U.S. Securities and Exchange Commissioner (SEC) Chair Gary Gensler said Monday that he was disappointed with a district court's decision in the Ripple case regarding retail investors, but pleased with the part of the order which found that institutional sale of the tokens did violate federal securities laws.
"We’re pleased from that decision recognizing the importance of protecting investors on the institutional investors," Gensler said at an event of the National Press Club in Washington DC. "While disappointed on what they said about retail investors, we’re still looking at it and assessing that opinion."
Ripple scored a partial victory in its fight with the SEC last week with a court ruling that institutional sales of the tokens violated federal securities laws, but sales on exchanges and programmatic sales did not qualify as the sale of securities. That's because the SEC cannot definitively say speculative investors had “a reasonable expectation of profits to be derived from the entrepreneurial or managerial efforts of others.”

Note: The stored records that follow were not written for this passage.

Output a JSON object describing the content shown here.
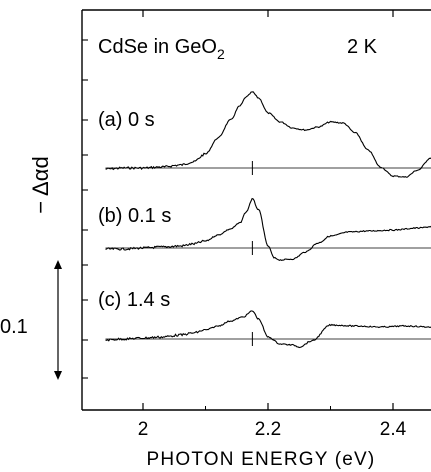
{
  "chart_data": {
    "type": "line",
    "title": "CdSe in GeO",
    "title_subscript": "2",
    "temperature": "2 K",
    "xlabel": "PHOTON ENERGY (eV)",
    "ylabel": "− Δαd",
    "xlim": [
      1.93,
      2.5
    ],
    "xticks": [
      "2",
      "2.2",
      "2.4"
    ],
    "xtick_values": [
      2.0,
      2.2,
      2.4
    ],
    "scale_bar_label": "0.1",
    "scale_bar_value": 0.1,
    "grid": false,
    "marker_energy": 2.175,
    "series": [
      {
        "name": "(a) 0 s",
        "baseline": 0,
        "x": [
          1.94,
          1.97,
          2.0,
          2.03,
          2.06,
          2.08,
          2.1,
          2.12,
          2.14,
          2.155,
          2.165,
          2.175,
          2.185,
          2.2,
          2.22,
          2.24,
          2.26,
          2.28,
          2.3,
          2.32,
          2.34,
          2.36,
          2.38,
          2.4,
          2.42,
          2.44,
          2.46,
          2.48,
          2.5
        ],
        "values": [
          -0.001,
          0.0,
          0.0,
          0.001,
          0.003,
          0.006,
          0.014,
          0.03,
          0.048,
          0.062,
          0.071,
          0.076,
          0.07,
          0.055,
          0.046,
          0.04,
          0.038,
          0.041,
          0.046,
          0.045,
          0.035,
          0.018,
          0.001,
          -0.008,
          -0.009,
          -0.002,
          0.01,
          0.016,
          0.014
        ]
      },
      {
        "name": "(b) 0.1 s",
        "baseline": 0,
        "x": [
          1.94,
          1.97,
          2.0,
          2.03,
          2.06,
          2.08,
          2.1,
          2.12,
          2.14,
          2.155,
          2.165,
          2.175,
          2.185,
          2.2,
          2.21,
          2.22,
          2.24,
          2.26,
          2.28,
          2.3,
          2.33,
          2.36,
          2.4,
          2.44,
          2.47,
          2.5
        ],
        "values": [
          -0.001,
          -0.001,
          0.0,
          0.001,
          0.002,
          0.004,
          0.007,
          0.013,
          0.019,
          0.025,
          0.036,
          0.049,
          0.038,
          0.002,
          -0.01,
          -0.012,
          -0.011,
          -0.004,
          0.005,
          0.012,
          0.016,
          0.017,
          0.018,
          0.02,
          0.022,
          0.024
        ]
      },
      {
        "name": "(c) 1.4 s",
        "baseline": 0,
        "x": [
          1.94,
          1.97,
          2.0,
          2.03,
          2.06,
          2.08,
          2.1,
          2.12,
          2.14,
          2.16,
          2.175,
          2.185,
          2.2,
          2.22,
          2.24,
          2.25,
          2.27,
          2.3,
          2.34,
          2.38,
          2.42,
          2.46,
          2.5
        ],
        "values": [
          -0.001,
          0.0,
          0.001,
          0.002,
          0.004,
          0.006,
          0.009,
          0.013,
          0.018,
          0.022,
          0.028,
          0.02,
          0.002,
          -0.005,
          -0.006,
          -0.008,
          -0.002,
          0.014,
          0.013,
          0.012,
          0.013,
          0.012,
          0.013
        ]
      }
    ]
  }
}
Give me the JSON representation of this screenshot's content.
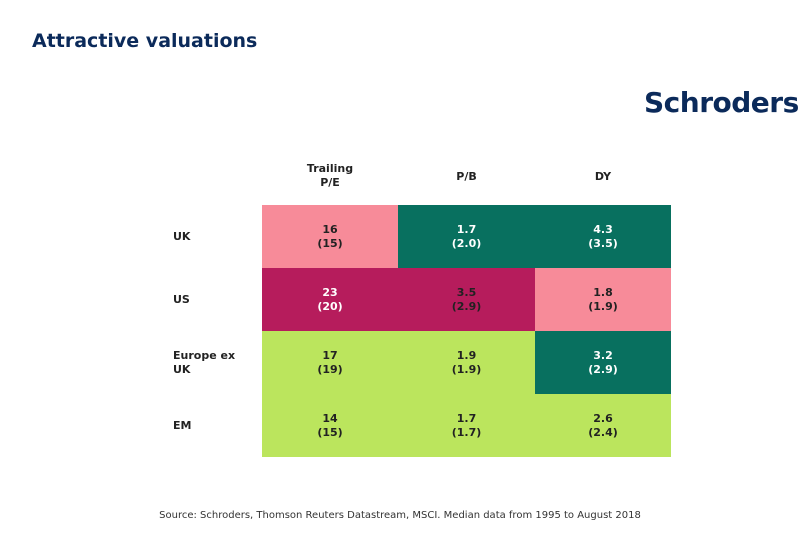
{
  "header": {
    "title": "Attractive valuations",
    "logo_text": "Schroders"
  },
  "colors": {
    "teal": "#08705f",
    "pink": "#f78b99",
    "magenta": "#b61c5c",
    "lime": "#bbe55d",
    "navy": "#0b2a5a"
  },
  "chart_data": {
    "type": "table",
    "title": "Attractive valuations",
    "columns": [
      {
        "label": "Trailing P/E",
        "line1": "Trailing",
        "line2": "P/E"
      },
      {
        "label": "P/B",
        "line1": "P/B",
        "line2": ""
      },
      {
        "label": "DY",
        "line1": "DY",
        "line2": ""
      }
    ],
    "rows": [
      {
        "label": "UK",
        "line1": "UK",
        "line2": "",
        "cells": [
          {
            "value": "16",
            "median": "(15)",
            "color": "#f78b99",
            "text_color": "#222222"
          },
          {
            "value": "1.7",
            "median": "(2.0)",
            "color": "#08705f",
            "text_color": "#ffffff"
          },
          {
            "value": "4.3",
            "median": "(3.5)",
            "color": "#08705f",
            "text_color": "#ffffff"
          }
        ]
      },
      {
        "label": "US",
        "line1": "US",
        "line2": "",
        "cells": [
          {
            "value": "23",
            "median": "(20)",
            "color": "#b61c5c",
            "text_color": "#ffffff"
          },
          {
            "value": "3.5",
            "median": "(2.9)",
            "color": "#b61c5c",
            "text_color": "#222222"
          },
          {
            "value": "1.8",
            "median": "(1.9)",
            "color": "#f78b99",
            "text_color": "#222222"
          }
        ]
      },
      {
        "label": "Europe ex UK",
        "line1": "Europe ex",
        "line2": "UK",
        "cells": [
          {
            "value": "17",
            "median": "(19)",
            "color": "#bbe55d",
            "text_color": "#222222"
          },
          {
            "value": "1.9",
            "median": "(1.9)",
            "color": "#bbe55d",
            "text_color": "#222222"
          },
          {
            "value": "3.2",
            "median": "(2.9)",
            "color": "#08705f",
            "text_color": "#ffffff"
          }
        ]
      },
      {
        "label": "EM",
        "line1": "EM",
        "line2": "",
        "cells": [
          {
            "value": "14",
            "median": "(15)",
            "color": "#bbe55d",
            "text_color": "#222222"
          },
          {
            "value": "1.7",
            "median": "(1.7)",
            "color": "#bbe55d",
            "text_color": "#222222"
          },
          {
            "value": "2.6",
            "median": "(2.4)",
            "color": "#bbe55d",
            "text_color": "#222222"
          }
        ]
      }
    ]
  },
  "footer": {
    "source": "Source: Schroders, Thomson Reuters Datastream, MSCI. Median data from 1995 to August 2018"
  }
}
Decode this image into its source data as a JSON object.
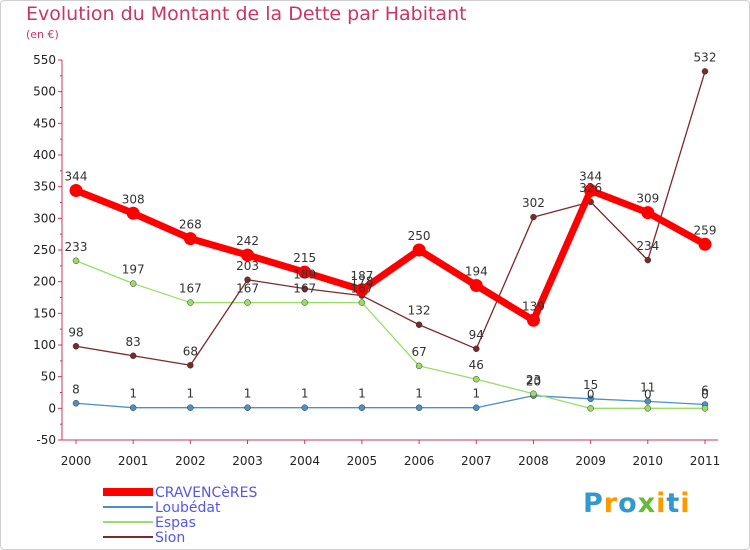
{
  "chart_data": {
    "type": "line",
    "title": "Evolution du Montant de la Dette par Habitant",
    "subtitle": "(en €)",
    "categories": [
      "2000",
      "2001",
      "2002",
      "2003",
      "2004",
      "2005",
      "2006",
      "2007",
      "2008",
      "2009",
      "2010",
      "2011"
    ],
    "ylim": [
      -50,
      550
    ],
    "yticks": [
      -50,
      0,
      50,
      100,
      150,
      200,
      250,
      300,
      350,
      400,
      450,
      500,
      550
    ],
    "grid": false,
    "legend_position": "bottom-left",
    "series": [
      {
        "name": "CRAVENCèRES",
        "color": "#ff0000",
        "values": [
          344,
          308,
          268,
          242,
          215,
          187,
          250,
          194,
          139,
          344,
          309,
          259
        ],
        "labels": [
          "344",
          "308",
          "268",
          "242",
          "215",
          "187",
          "250",
          "194",
          "139",
          "344",
          "309",
          "259"
        ]
      },
      {
        "name": "Loubédat",
        "color": "#4b91c9",
        "values": [
          8,
          1,
          1,
          1,
          1,
          1,
          1,
          1,
          20,
          15,
          11,
          6
        ],
        "labels": [
          "8",
          "1",
          "1",
          "1",
          "1",
          "1",
          "1",
          "1",
          "20",
          "15",
          "11",
          "6"
        ]
      },
      {
        "name": "Espas",
        "color": "#99dd66",
        "values": [
          233,
          197,
          167,
          167,
          167,
          167,
          67,
          46,
          23,
          0,
          0,
          0
        ],
        "labels": [
          "233",
          "197",
          "167",
          "167",
          "167",
          "167",
          "67",
          "46",
          "23",
          "0",
          "0",
          "0"
        ]
      },
      {
        "name": "Sion",
        "color": "#7b2a2a",
        "values": [
          98,
          83,
          68,
          203,
          189,
          178,
          132,
          94,
          302,
          326,
          234,
          532
        ],
        "labels": [
          "98",
          "83",
          "68",
          "203",
          "189",
          "178",
          "132",
          "94",
          "302",
          "326",
          "234",
          "532"
        ]
      }
    ]
  },
  "logo": {
    "text": "Proxiti",
    "colors": [
      "#3399cc",
      "#ff9900",
      "#3399cc",
      "#66bb33",
      "#ff9900",
      "#3399cc",
      "#ff9900"
    ]
  }
}
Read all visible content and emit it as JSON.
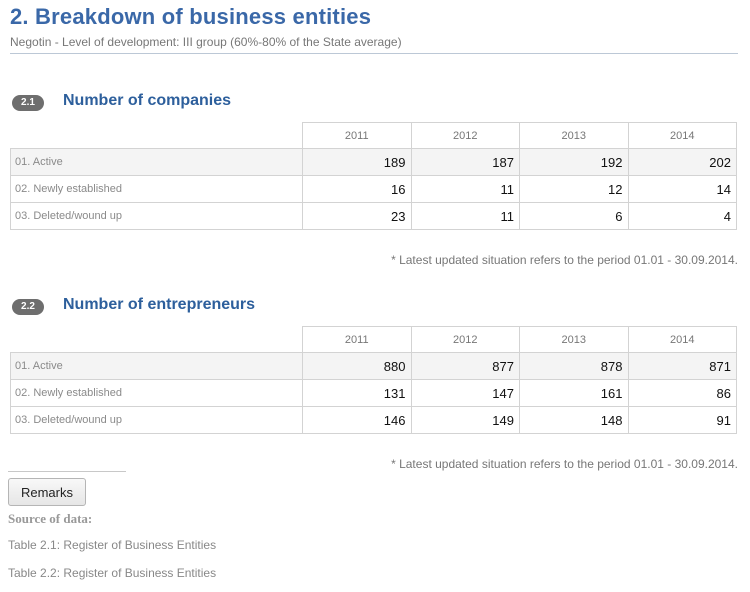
{
  "header": {
    "title": "2. Breakdown of business entities",
    "subtitle": "Negotin - Level of development: III group (60%-80% of the State average)"
  },
  "years": [
    "2011",
    "2012",
    "2013",
    "2014"
  ],
  "sections": [
    {
      "badge": "2.1",
      "title": "Number of companies",
      "rows": [
        {
          "label": "01. Active",
          "values": [
            "189",
            "187",
            "192",
            "202"
          ]
        },
        {
          "label": "02. Newly established",
          "values": [
            "16",
            "11",
            "12",
            "14"
          ]
        },
        {
          "label": "03. Deleted/wound up",
          "values": [
            "23",
            "11",
            "6",
            "4"
          ]
        }
      ],
      "note": "* Latest updated situation refers to the period 01.01 - 30.09.2014."
    },
    {
      "badge": "2.2",
      "title": "Number of entrepreneurs",
      "rows": [
        {
          "label": "01. Active",
          "values": [
            "880",
            "877",
            "878",
            "871"
          ]
        },
        {
          "label": "02. Newly established",
          "values": [
            "131",
            "147",
            "161",
            "86"
          ]
        },
        {
          "label": "03. Deleted/wound up",
          "values": [
            "146",
            "149",
            "148",
            "91"
          ]
        }
      ],
      "note": "* Latest updated situation refers to the period 01.01 - 30.09.2014."
    }
  ],
  "footer": {
    "remarks_label": "Remarks",
    "source_heading": "Source of data:",
    "sources": [
      "Table 2.1: Register of Business Entities",
      "Table 2.2: Register of Business Entities"
    ]
  }
}
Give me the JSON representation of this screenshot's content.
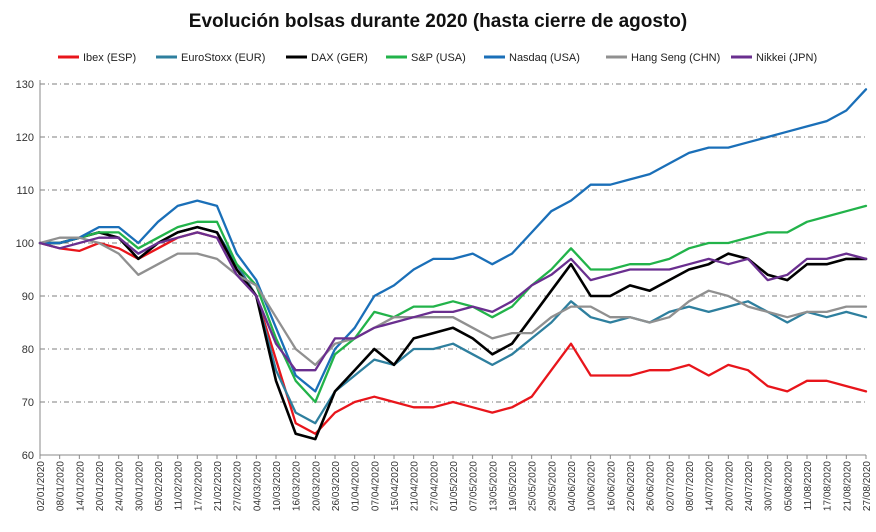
{
  "chart_data": {
    "type": "line",
    "title": "Evolución bolsas durante 2020 (hasta cierre de agosto)",
    "xlabel": "",
    "ylabel": "",
    "ylim": [
      60,
      130
    ],
    "yticks": [
      60,
      70,
      80,
      90,
      100,
      110,
      120,
      130
    ],
    "grid": "horizontal dashed",
    "legend_position": "top",
    "x": [
      "02/01/2020",
      "08/01/2020",
      "14/01/2020",
      "20/01/2020",
      "24/01/2020",
      "30/01/2020",
      "05/02/2020",
      "11/02/2020",
      "17/02/2020",
      "21/02/2020",
      "27/02/2020",
      "04/03/2020",
      "10/03/2020",
      "16/03/2020",
      "20/03/2020",
      "26/03/2020",
      "01/04/2020",
      "07/04/2020",
      "15/04/2020",
      "21/04/2020",
      "27/04/2020",
      "01/05/2020",
      "07/05/2020",
      "13/05/2020",
      "19/05/2020",
      "25/05/2020",
      "29/05/2020",
      "04/06/2020",
      "10/06/2020",
      "16/06/2020",
      "22/06/2020",
      "26/06/2020",
      "02/07/2020",
      "08/07/2020",
      "14/07/2020",
      "20/07/2020",
      "24/07/2020",
      "30/07/2020",
      "05/08/2020",
      "11/08/2020",
      "17/08/2020",
      "21/08/2020",
      "27/08/2020"
    ],
    "series": [
      {
        "name": "Ibex (ESP)",
        "color": "#e8151b",
        "values": [
          100,
          99,
          98.5,
          100,
          99,
          97,
          99,
          101,
          102,
          101,
          96,
          90,
          78,
          66,
          64,
          68,
          70,
          71,
          70,
          69,
          69,
          70,
          69,
          68,
          69,
          71,
          76,
          81,
          75,
          75,
          75,
          76,
          76,
          77,
          75,
          77,
          76,
          73,
          72,
          74,
          74,
          73,
          72
        ]
      },
      {
        "name": "EuroStoxx (EUR)",
        "color": "#2e7f9e",
        "values": [
          100,
          100,
          101,
          102,
          101,
          98,
          100,
          102,
          103,
          102,
          96,
          90,
          76,
          68,
          66,
          72,
          75,
          78,
          77,
          80,
          80,
          81,
          79,
          77,
          79,
          82,
          85,
          89,
          86,
          85,
          86,
          85,
          87,
          88,
          87,
          88,
          89,
          87,
          85,
          87,
          86,
          87,
          86
        ]
      },
      {
        "name": "DAX (GER)",
        "color": "#000000",
        "values": [
          100,
          100,
          101,
          102,
          101,
          97,
          100,
          102,
          103,
          102,
          95,
          90,
          74,
          64,
          63,
          72,
          76,
          80,
          77,
          82,
          83,
          84,
          82,
          79,
          81,
          86,
          91,
          96,
          90,
          90,
          92,
          91,
          93,
          95,
          96,
          98,
          97,
          94,
          93,
          96,
          96,
          97,
          97
        ]
      },
      {
        "name": "S&P (USA)",
        "color": "#22b34a",
        "values": [
          100,
          100,
          101,
          102,
          102,
          99,
          101,
          103,
          104,
          104,
          96,
          92,
          82,
          74,
          70,
          79,
          82,
          87,
          86,
          88,
          88,
          89,
          88,
          86,
          88,
          92,
          95,
          99,
          95,
          95,
          96,
          96,
          97,
          99,
          100,
          100,
          101,
          102,
          102,
          104,
          105,
          106,
          107
        ]
      },
      {
        "name": "Nasdaq (USA)",
        "color": "#1a6fb8",
        "values": [
          100,
          100,
          101,
          103,
          103,
          100,
          104,
          107,
          108,
          107,
          98,
          93,
          84,
          75,
          72,
          80,
          84,
          90,
          92,
          95,
          97,
          97,
          98,
          96,
          98,
          102,
          106,
          108,
          111,
          111,
          112,
          113,
          115,
          117,
          118,
          118,
          119,
          120,
          121,
          122,
          123,
          125,
          129
        ]
      },
      {
        "name": "Hang Seng (CHN)",
        "color": "#909090",
        "values": [
          100,
          101,
          101,
          100,
          98,
          94,
          96,
          98,
          98,
          97,
          94,
          92,
          86,
          80,
          77,
          81,
          82,
          84,
          86,
          86,
          86,
          86,
          84,
          82,
          83,
          83,
          86,
          88,
          88,
          86,
          86,
          85,
          86,
          89,
          91,
          90,
          88,
          87,
          86,
          87,
          87,
          88,
          88
        ]
      },
      {
        "name": "Nikkei (JPN)",
        "color": "#6a2f8f",
        "values": [
          100,
          99,
          100,
          101,
          101,
          98,
          100,
          101,
          102,
          101,
          94,
          90,
          81,
          76,
          76,
          82,
          82,
          84,
          85,
          86,
          87,
          87,
          88,
          87,
          89,
          92,
          94,
          97,
          93,
          94,
          95,
          95,
          95,
          96,
          97,
          96,
          97,
          93,
          94,
          97,
          97,
          98,
          97
        ]
      }
    ]
  }
}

Gensler declined to answer a question about what more the SEC needed to see to be confident about spot-bitcoin ETFs, citing ongoing litigation and the need for him, as SEC chair, to not prejudge the various applications in front of the regulatory body.
In response to a question that asked why the SEC seemed to regulate by enforcement instead of by rulemaking, like the European Union's Markets in Crypto Assets (MiCA), Gensler said "we have done some rulemaking" including "notice and comment rulemaking" and "special purpose broker-dealer" licensing.